L'autre jour, à la radio, Pauline Marois disait «à matin» (plutôt que «ce matin»). Lors de son entrevue a La Presse, elle disait «je suis de même» (plutôt que «je suis comme ça»). Si elle a utilisé ces expressions spontanément, c'est bien la preuve qu'elle n'est pas la «bourgeoise» que d'aucuns se plaisent à décrier. Ou s'efforcerait-elle de «faire peuple» pour se conformer aux avis des stratèges de son parti qui trouvent qu'elle a un problème d'image?

Il s'agit d'après moi bien plus d'un problème de société que d'un problème d'image. L'espèce de procès personnel qu'on lui fait ces temps-ci relève d'un sexisme navrant.

 

Cela ne date pas d'hier, du reste. Combien de fois la rumeur publique ne lui a-t-elle pas reproché ses beaux tailleurs? Comme si les politiciens masculins s'habillaient chez Wal-Mart! Comme si les journalistes qui s'acharnaient sur ces détails n'avaient pas eux aussi les moyens d'aller chez Holt Renfrew ou Ogilvy!

Mme Marois, bonne fille, s'est soumise à la rumeur et s'habille maintenant de la façon la plus neutre possible, comme si elle voulait être invisible. Mais la rumeur rampe toujours. Mme Marois serait une «grande bourgeoise», et une «snob» par-dessus le marché...

Pauline Marois, une grande bourgeoise? Il faut vraiment ne rien connaître à la bourgeoisie pour dire cela. Mme Marois, qui vient d'un milieu modeste, est l'archétype de la travailleuse sociale. D'ailleurs, si elle était une «grande bourgeoise» elle ne serait pas en politique.

De nos jours, les grands bourgeois ne vont pas en politique parce qu'ils ne veulent pas être obligés de passer leurs journées à parler avec des gens qui ne les intéressent pas et à se faire harceler par n'importe quel quidam. Les seuls grands bourgeois de la scène politique, ces dernières décennies, ont été Pierre Elliott Trudeau et Jacques Parizeau, des hommes d'une autre génération qui s'y étaient engagés pour faire avancer des idées. (Ironiquement, le seul chef de parti actuel qui vient de la bourgeoisie est Françoise David! L'âme de Québec solidaire, fille d'un cardiologue devenu sénateur, a été élevée dans une grande maison de pierres au flanc du mont Royal.)

Mais au fait, à supposer que Mme Marois eût été effectivement une grande bourgeoise, en quoi cela la disqualifierait-elle? Faut-il, comme le disait drôlement un ami, «avoir ses lettres de noblesse dans le prolétariat» pour participer à la vie politique québécoise?
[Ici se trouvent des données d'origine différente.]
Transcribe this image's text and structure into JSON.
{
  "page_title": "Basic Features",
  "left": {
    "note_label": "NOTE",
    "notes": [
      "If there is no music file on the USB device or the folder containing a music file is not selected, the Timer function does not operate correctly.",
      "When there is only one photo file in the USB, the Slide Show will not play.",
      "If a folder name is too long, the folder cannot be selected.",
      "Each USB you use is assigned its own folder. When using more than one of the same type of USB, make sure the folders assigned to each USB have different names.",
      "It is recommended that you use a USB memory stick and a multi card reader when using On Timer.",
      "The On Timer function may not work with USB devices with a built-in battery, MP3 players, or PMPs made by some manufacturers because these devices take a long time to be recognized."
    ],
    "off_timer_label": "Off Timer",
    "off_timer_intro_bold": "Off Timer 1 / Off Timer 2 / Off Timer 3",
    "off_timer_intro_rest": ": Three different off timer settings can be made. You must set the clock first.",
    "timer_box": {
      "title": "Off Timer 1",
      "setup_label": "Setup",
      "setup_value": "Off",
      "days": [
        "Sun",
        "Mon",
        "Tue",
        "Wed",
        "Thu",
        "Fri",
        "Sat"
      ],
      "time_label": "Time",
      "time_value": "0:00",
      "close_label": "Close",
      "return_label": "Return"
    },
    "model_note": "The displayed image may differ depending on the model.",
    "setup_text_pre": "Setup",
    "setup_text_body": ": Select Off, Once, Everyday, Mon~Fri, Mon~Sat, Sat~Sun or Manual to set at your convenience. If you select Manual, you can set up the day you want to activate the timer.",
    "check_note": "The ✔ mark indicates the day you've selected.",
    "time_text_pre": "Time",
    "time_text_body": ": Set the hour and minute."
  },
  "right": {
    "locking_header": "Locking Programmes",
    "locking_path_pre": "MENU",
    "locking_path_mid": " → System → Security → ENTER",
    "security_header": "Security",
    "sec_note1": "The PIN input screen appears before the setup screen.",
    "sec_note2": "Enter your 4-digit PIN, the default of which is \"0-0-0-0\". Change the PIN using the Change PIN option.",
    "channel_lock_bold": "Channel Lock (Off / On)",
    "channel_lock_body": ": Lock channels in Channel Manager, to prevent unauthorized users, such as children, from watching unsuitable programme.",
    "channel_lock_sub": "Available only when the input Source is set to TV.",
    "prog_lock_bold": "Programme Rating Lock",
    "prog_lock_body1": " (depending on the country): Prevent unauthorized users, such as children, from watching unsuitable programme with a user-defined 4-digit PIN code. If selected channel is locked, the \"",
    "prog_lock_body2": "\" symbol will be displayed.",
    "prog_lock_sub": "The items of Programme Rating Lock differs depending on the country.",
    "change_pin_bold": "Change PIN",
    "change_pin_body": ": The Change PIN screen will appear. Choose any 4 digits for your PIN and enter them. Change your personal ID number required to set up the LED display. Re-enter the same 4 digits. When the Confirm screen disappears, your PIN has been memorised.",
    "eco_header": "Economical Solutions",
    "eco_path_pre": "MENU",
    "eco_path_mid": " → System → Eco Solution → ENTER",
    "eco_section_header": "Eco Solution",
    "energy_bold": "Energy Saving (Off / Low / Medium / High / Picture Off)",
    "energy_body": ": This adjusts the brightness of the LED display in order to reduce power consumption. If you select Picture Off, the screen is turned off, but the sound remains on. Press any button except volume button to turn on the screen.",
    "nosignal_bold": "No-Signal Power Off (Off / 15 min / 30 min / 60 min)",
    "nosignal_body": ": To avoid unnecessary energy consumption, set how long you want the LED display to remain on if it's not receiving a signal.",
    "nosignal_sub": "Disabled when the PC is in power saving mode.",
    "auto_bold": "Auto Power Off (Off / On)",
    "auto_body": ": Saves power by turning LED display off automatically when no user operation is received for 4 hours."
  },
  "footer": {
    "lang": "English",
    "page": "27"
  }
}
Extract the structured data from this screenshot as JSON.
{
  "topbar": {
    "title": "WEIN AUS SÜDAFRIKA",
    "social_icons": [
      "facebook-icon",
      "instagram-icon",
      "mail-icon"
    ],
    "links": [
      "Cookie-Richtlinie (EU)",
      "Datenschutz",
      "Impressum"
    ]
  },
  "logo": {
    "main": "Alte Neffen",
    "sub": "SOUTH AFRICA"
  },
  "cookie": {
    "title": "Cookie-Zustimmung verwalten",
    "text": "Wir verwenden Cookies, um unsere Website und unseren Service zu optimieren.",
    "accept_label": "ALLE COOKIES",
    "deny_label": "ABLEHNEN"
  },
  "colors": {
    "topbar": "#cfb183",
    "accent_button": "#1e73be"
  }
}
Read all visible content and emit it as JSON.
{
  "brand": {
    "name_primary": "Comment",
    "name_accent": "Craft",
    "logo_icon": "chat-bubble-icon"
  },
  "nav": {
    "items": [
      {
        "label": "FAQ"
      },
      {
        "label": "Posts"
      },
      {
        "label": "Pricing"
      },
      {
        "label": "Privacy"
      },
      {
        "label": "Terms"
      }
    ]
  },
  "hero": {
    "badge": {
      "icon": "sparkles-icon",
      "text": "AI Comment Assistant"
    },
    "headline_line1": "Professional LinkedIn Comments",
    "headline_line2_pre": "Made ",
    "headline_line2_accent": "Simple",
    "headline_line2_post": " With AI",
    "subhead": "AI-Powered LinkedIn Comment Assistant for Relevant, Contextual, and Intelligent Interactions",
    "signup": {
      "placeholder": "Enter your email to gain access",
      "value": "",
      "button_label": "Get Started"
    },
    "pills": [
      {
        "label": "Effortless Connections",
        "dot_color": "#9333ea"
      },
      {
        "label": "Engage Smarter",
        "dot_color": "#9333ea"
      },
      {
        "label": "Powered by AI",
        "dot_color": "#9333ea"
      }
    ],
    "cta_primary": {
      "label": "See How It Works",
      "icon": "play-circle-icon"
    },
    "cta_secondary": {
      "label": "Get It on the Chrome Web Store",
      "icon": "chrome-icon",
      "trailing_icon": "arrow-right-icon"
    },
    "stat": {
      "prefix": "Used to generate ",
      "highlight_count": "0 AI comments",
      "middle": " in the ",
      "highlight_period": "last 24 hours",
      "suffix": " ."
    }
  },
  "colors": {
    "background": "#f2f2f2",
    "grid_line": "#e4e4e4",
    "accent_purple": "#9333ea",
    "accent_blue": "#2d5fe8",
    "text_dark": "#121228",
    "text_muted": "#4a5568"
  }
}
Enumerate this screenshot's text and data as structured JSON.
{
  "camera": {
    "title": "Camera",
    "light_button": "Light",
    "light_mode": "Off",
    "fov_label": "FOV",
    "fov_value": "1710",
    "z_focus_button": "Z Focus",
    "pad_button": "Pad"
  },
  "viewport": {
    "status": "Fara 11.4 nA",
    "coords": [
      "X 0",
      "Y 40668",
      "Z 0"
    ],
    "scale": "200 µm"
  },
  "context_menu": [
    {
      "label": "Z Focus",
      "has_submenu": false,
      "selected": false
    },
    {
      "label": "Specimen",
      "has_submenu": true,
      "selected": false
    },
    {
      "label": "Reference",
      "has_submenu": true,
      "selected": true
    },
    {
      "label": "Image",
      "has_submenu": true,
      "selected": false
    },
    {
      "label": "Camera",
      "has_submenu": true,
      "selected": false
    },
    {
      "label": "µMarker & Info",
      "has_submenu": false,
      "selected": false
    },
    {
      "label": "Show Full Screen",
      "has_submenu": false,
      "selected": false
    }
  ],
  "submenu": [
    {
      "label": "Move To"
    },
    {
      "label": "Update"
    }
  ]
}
Oui, Mme Marois a de l'argent, parce que son mari s'est enrichi dans l'immobilier. Mais ne confondons pas argent et bourgeoisie. Le Québec est rempli de plombiers et de vendeurs d'auto qui ont fait fortune, mais qui ne sont pas des bourgeois. Si les Marois-Blanchet étaient de vrais bourgeois, ils ne se seraient pas fait construire un «château» de parvenu à l'Île-Bizard. Mais c'est un choix légitime, qui ne regarde qu'eux.

Hélas! la maladie infantile du Québec est le mépris de l'argent (une denrée que par ailleurs on envie férocement en son for intérieur). C'est un vieux réflexe catholique que l'on retrouve aussi en France... et pas aux États-Unis, où personne n'a reproché au couple Obama son revenu familial de plus d'un million de dollars par année. C'est ce réflexe suicidaire qui a été le moteur émotionnel de l'opposition au projet du CHUM-Outremont. Un projet appuyé par des riches (les Desmarais, les Coutu) ne pouvait pas être un bon projet!

Snob, Pauline Marois? L'accusation est délirante pour qui a déjà croisé Mme Marois, une personne affable et simple, et qui visiblement aime les gens. De toute façon, il n'y a pas de «snobs» dans le petit monde de la politique québécoise. Je n'en ai jamais croisé aucun, sauf peut-être Pierre Elliott Trudeau, et encore, ce que l'on interprétait comme du snobisme tenait plutôt à sa froideur et à sa timidité naturelles.

Cela dit, il y a quelque chose qui cloche sérieusement au PQ. Comment se fait-il qu'un plan de campagne critiquant durement la chef ait pu circuler ainsi? Et être ensuite divulgué à La Presse? Cela a tout l'air d'une tentative de sabotage.